Will House Republicans Try To Defund Financial Regulatory Reform?

Since it was signed by President Obama, House Republicans have threatened to essentially repeal the Affordable Care Act by refusing to fund it. “I can’t imagine a Republican Congress is going to give this President the money to begin this process,” House Minority Leader John Boehner (R-OH) has said. A spokesman for House Minority Whip Eric Cantor (R-VA) even has a list of “possible targets for defunding.”

Could Republicans attempt to do the same to the Dodd-Frank financial regulatory reform legislation? Before Congress left for its current recess, the federal bank regulators — including the Securities and Exchange Commission, the Commodity Futures Trading Commission and the Treasury Department — requested funding to begin implementing the bill, but were shot down by Republican opposition:

The request for additional short-term money ran into tough criticism from Republicans, who sought a “clean” spending bill without the increases. House Republicans opposed the Obama administration’s request for money for the Treasury Department because it creates a new Consumer Financial Protection Bureau (CFPB) with oversight of consumer products, including home loans and credit cards. With Republicans set to gain additional seats, or possibly control of Congress, in the midterm elections, the battle over appropriations will likely continue in a lame-duck session of Congress.

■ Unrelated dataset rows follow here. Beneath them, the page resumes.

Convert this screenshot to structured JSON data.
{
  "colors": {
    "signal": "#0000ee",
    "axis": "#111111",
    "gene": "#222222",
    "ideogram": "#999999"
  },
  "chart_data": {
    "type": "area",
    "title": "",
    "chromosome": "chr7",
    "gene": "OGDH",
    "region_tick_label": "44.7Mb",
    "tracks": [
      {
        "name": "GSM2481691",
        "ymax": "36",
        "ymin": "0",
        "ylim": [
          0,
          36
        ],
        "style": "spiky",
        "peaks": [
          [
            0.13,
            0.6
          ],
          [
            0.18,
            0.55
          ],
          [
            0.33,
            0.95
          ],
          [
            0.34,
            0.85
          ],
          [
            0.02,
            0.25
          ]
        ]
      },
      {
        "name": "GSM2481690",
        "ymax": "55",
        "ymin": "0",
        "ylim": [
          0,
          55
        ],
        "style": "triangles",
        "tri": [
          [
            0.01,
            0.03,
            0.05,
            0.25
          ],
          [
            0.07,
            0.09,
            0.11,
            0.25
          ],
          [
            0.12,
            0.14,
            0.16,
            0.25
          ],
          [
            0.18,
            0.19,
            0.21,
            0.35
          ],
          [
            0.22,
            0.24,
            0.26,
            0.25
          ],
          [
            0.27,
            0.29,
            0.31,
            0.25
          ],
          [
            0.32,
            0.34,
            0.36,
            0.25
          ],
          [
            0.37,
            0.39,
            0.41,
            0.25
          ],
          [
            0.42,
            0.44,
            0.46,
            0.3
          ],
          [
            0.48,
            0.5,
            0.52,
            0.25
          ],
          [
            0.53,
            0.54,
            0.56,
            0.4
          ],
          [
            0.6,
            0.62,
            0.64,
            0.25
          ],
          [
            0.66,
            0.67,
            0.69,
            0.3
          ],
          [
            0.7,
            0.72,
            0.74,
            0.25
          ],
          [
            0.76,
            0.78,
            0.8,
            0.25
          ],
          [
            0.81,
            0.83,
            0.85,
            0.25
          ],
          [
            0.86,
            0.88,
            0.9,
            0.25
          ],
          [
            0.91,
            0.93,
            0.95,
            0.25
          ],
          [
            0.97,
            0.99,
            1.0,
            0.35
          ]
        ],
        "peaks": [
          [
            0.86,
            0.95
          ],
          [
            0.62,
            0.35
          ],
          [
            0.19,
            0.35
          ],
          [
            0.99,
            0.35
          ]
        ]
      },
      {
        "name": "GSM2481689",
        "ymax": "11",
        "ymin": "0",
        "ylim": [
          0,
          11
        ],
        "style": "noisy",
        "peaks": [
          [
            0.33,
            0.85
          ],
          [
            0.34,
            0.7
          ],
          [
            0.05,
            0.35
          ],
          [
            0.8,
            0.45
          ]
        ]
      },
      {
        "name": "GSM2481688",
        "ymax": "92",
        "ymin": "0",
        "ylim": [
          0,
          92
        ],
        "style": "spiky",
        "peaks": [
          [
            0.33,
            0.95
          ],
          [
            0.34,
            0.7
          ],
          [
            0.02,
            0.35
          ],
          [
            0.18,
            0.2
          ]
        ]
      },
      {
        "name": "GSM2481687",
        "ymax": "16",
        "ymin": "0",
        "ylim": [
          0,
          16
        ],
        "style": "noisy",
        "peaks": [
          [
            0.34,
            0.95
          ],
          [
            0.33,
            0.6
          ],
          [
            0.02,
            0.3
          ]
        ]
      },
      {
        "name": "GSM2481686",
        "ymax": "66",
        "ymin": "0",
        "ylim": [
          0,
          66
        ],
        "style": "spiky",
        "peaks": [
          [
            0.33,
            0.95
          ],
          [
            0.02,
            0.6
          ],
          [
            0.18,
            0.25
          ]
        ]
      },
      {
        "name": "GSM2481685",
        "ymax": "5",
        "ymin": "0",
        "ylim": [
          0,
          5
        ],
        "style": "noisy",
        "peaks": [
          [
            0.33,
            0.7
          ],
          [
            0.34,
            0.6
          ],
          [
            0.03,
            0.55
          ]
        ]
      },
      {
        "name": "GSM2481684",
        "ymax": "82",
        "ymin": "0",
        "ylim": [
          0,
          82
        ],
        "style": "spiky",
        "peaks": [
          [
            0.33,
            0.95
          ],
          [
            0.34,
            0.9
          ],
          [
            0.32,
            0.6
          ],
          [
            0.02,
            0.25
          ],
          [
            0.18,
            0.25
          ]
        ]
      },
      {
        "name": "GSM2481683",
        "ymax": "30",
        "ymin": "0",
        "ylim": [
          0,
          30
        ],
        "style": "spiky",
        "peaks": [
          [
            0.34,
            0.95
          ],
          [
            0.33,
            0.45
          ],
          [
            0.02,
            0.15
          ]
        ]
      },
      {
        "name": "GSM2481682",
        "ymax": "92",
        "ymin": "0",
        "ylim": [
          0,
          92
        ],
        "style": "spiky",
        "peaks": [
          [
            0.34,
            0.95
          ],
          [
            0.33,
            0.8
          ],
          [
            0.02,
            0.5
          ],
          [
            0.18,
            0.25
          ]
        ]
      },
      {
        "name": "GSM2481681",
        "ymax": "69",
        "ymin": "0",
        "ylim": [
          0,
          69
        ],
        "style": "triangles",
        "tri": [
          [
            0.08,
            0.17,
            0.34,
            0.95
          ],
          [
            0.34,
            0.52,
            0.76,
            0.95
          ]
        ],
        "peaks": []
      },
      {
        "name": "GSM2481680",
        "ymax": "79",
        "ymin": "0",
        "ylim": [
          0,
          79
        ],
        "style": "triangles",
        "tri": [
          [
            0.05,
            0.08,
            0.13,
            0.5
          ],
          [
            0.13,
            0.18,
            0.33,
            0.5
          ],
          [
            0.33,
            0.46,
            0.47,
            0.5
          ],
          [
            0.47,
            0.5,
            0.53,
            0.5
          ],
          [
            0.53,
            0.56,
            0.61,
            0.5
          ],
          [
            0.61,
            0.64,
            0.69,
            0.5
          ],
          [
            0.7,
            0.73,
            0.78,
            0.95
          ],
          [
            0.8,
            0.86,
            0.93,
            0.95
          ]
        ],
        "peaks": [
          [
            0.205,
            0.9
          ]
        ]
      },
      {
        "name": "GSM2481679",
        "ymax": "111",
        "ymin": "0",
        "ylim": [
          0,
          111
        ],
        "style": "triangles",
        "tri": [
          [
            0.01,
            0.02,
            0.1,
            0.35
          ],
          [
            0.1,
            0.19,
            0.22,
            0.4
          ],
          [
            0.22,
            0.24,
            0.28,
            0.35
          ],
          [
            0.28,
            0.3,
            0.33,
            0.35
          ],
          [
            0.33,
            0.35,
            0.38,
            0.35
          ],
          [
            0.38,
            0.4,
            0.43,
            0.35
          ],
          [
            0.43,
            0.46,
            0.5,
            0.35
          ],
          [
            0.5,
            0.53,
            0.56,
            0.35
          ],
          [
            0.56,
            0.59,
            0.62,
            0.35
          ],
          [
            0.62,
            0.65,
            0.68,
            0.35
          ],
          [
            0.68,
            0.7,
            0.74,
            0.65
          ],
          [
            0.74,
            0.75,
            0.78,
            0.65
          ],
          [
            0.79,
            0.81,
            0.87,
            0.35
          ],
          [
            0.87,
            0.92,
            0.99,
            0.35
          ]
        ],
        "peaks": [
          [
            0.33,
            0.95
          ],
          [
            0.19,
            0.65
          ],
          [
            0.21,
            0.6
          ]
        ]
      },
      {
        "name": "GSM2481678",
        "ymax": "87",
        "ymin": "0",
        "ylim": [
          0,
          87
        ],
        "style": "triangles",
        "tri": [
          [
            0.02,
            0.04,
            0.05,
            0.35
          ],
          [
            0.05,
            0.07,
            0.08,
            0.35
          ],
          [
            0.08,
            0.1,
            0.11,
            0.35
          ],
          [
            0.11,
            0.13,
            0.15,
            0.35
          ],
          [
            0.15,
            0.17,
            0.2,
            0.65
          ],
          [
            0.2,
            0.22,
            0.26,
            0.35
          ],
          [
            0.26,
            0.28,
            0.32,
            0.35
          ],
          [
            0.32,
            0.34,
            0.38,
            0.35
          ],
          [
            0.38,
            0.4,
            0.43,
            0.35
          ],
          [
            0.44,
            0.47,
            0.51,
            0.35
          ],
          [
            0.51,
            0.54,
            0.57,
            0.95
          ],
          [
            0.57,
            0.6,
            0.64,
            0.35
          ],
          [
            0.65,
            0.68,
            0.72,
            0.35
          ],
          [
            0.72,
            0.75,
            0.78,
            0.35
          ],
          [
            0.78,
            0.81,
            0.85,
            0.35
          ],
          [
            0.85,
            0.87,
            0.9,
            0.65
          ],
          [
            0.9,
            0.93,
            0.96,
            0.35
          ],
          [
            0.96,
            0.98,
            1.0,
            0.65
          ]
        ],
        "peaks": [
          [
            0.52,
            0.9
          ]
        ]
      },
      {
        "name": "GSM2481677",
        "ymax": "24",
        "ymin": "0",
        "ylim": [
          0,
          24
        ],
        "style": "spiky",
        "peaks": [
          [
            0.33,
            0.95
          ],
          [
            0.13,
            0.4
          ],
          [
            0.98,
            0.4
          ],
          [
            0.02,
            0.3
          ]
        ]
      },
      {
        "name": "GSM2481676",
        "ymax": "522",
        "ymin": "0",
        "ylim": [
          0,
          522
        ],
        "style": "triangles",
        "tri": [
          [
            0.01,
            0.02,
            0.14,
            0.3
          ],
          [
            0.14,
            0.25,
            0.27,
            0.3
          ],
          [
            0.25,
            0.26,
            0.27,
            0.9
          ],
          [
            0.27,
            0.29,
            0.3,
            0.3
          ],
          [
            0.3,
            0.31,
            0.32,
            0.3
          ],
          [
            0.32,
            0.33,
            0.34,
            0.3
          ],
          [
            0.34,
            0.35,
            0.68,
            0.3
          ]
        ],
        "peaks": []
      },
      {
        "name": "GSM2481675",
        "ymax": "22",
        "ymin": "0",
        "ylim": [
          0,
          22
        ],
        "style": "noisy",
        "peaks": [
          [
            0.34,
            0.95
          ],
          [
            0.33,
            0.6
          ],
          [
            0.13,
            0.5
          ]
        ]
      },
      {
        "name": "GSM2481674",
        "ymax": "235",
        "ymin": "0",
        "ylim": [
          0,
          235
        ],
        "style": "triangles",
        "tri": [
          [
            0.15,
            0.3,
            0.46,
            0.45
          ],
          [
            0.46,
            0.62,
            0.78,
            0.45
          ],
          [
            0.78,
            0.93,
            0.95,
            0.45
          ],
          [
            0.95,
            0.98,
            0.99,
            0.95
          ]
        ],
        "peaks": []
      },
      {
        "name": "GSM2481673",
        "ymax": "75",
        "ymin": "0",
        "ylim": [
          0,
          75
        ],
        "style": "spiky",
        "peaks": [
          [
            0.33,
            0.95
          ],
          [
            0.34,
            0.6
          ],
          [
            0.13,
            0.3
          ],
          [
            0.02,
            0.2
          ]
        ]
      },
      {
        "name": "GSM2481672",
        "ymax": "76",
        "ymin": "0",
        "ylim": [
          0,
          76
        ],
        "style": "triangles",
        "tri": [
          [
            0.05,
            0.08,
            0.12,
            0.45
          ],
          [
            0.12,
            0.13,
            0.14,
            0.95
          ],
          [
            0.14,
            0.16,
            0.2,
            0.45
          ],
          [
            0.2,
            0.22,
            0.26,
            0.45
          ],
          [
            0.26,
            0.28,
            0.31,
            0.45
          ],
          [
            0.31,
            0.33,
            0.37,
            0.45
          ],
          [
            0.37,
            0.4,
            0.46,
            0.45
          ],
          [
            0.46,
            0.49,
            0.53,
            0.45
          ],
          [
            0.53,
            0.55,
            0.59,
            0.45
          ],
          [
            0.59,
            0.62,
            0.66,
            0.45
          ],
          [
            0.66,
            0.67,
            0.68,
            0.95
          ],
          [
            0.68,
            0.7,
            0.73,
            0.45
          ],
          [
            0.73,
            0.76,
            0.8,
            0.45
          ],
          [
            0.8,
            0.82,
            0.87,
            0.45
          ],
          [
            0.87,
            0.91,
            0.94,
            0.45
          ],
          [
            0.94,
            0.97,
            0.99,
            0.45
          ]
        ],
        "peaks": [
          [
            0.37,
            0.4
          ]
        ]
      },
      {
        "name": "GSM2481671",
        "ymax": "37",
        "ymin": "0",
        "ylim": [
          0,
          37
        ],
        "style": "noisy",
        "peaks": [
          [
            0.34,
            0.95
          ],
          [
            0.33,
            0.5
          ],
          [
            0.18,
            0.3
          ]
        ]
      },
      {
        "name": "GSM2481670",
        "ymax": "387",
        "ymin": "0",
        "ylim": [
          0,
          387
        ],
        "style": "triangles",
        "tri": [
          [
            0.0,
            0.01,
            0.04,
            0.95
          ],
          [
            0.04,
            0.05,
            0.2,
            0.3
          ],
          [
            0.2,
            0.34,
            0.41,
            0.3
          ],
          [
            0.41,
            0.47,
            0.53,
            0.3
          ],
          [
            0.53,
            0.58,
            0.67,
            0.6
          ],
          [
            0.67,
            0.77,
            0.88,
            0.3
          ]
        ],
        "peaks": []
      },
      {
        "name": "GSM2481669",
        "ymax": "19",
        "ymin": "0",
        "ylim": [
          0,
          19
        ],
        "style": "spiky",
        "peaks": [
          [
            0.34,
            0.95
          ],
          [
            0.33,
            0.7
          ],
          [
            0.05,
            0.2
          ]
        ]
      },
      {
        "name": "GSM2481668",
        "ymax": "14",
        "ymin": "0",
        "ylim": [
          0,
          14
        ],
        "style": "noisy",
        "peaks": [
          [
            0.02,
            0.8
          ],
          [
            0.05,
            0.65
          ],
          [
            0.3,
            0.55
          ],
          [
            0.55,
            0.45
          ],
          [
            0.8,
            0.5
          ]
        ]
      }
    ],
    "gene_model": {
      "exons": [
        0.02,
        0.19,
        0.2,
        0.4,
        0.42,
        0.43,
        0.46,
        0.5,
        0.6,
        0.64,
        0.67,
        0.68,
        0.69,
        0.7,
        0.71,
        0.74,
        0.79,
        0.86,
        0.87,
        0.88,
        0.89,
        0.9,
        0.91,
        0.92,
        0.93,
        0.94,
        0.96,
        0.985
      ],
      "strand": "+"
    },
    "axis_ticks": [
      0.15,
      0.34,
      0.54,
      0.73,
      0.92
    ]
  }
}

“The implementation of that good and historic law is in jeopardy if the CFTC doesn’t have increased resources,” Bart Chilton, a CFTC commissioner, said last week. Let’s not forget, many Republicans have expressed a desire to repeal Dodd-Frank outright, and if they can’t get that, defunding agency efforts to implement the new rules is the next logical step.


Right now, the agencies are implementing Dodd-Frank with whatever money they can scrape together from their existing budgets, but of course setting up a new consumer protection agency and creating the infrastructure necessary to police previously unregulated portions of the financial system requires some additional money. I’d also argue that it’s worth investing over the long-term in a system aimed at protecting the American taxpayer from a repeat of 2008’s financial meltdown.

There’s also a fairly simple solution for finding the funds necessary to implement the bill, in a time of necessary fiscal restraint, if they can’t be found elsewhere: a bank tax. Remember, Republicans scuttled such a tax during the last-minute negotiations over Dodd-Frank, which left Democrats scrambling for another way in which to make the bill’s resolution authority deficit neutral (which they found). Since we’re talking millions that are needed for Dodd-Frank implementation, but billions are able to be raised via a bank tax, the rest could be used to reduce the deficit or be dedicated to job creation programs.

A regulatory system only works if regulators have the resources to do their job and if their pay is adequate enough that they actually attract people who can competently go head-to-head with Wall Street’s finest minds. Refusing to fund enhanced regulations is an implicit show of support for the previous regulatory framework, which was a stupendous and spectacular failure.